Number of subsets not containing a given subset and a given point... 1) Let $V$ a set of cardinality $n$. Let $B$ a subset of cardinality $2 \le k<n$, $v \in B$ and $l$ a number such that $k \le l \le n-2 $. How many $l-$subsets not containing neither $B$ nor $v$ are there?
2) Let $V$, $B$ and $v$ as before. Let $l$ a number such that $k \le l \le n-1$. How many $l-$subsets not containing $B$ but containing $v$ are there?
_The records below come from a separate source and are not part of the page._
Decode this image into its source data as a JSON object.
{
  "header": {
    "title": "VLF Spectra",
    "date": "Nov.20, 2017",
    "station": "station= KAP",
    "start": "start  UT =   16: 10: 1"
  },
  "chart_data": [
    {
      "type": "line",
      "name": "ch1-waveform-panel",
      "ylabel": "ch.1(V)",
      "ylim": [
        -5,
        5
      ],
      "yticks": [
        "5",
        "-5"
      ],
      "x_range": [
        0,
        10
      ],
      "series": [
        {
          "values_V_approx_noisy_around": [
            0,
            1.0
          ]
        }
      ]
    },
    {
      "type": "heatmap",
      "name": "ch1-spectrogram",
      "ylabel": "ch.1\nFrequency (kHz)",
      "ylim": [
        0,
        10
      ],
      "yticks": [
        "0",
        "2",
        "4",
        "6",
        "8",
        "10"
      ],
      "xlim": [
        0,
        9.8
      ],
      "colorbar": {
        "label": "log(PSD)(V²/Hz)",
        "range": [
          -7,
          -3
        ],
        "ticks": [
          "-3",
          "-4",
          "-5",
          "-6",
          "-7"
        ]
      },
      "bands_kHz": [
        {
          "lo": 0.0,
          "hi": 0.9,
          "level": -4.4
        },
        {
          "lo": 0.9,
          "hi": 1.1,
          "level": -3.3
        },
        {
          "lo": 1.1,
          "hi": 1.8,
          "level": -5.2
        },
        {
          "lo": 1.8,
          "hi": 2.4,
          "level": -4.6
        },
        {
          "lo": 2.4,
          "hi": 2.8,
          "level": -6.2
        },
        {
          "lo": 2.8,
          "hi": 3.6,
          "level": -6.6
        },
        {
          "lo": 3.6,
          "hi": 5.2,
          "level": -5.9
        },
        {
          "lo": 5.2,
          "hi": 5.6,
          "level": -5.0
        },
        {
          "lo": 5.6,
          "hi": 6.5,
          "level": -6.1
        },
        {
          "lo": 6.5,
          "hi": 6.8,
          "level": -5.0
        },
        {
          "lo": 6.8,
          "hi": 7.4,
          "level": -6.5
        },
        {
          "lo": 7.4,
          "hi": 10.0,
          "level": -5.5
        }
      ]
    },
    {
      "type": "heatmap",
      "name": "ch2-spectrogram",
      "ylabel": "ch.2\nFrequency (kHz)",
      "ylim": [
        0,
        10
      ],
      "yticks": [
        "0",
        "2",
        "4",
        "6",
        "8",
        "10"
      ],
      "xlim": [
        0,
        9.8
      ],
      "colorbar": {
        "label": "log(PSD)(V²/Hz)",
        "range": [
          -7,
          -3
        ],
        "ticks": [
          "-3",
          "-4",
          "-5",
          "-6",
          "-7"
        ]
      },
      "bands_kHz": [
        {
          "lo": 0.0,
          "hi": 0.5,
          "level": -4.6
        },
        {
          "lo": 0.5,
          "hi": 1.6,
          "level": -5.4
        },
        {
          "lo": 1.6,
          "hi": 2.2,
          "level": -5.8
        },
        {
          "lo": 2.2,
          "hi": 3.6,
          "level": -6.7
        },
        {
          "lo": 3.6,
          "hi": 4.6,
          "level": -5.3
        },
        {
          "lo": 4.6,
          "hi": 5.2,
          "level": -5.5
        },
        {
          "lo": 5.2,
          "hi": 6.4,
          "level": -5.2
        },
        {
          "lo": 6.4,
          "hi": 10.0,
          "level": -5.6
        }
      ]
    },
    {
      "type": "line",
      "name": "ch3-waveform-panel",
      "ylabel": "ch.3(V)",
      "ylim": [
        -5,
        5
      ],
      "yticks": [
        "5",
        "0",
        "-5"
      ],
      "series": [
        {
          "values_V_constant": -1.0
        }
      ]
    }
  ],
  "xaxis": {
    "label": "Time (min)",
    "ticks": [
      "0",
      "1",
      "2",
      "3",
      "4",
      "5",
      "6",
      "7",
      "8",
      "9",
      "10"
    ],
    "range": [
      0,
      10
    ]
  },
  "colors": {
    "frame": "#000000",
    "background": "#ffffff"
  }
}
 A: In the first problem it’s easier to count the complementary sets. There are exactly as many $\ell$-subsets of $V$ not containing $B$ or $v$ as there are $(n-\ell)$-subsets of $V$ that contain $v$ and at least one element of $B$. To form an $(n-\ell)$-subset of $V$ that contains $v$ and at least one element of $B$, we start by choosing $v$. Then we must choose $n-\ell-1$ elements of $V\setminus\{v\}$, which we can do in $\binom{n-1}{n-\ell-1}$ ways. However, $\binom{n-k-1}{n-\ell-1}$ of these subsets are disjoint from $B$, so we can’t use them. That leaves a total of $$\binom{n-1}{n-\ell-1}-\binom{n-k-1}{n-\ell-1}=\binom{n-1}\ell-\binom{n-k-1}{\ell-k}$$ subsets of the desired form.
In the second problem it is again easier to count the complementary sets; they are the $(n-\ell)$-subsets of $V$ that do not contain $v$ but do contain at least one element of $B$. There are $\binom{n-1}{n-\ell}$ $(n-\ell)$-subsets of $V$ that do not contain $v$, but $\binom{n-k-1}{n-\ell}$ of them are disjoint from $B$; that leaves a total of $$\binom{n-1}{n-\ell}-\binom{n-k-1}{n-\ell}=\binom{n-1}{\ell-1}-\binom{n-k-1}{\ell-k-1}$$ sets of the desired form.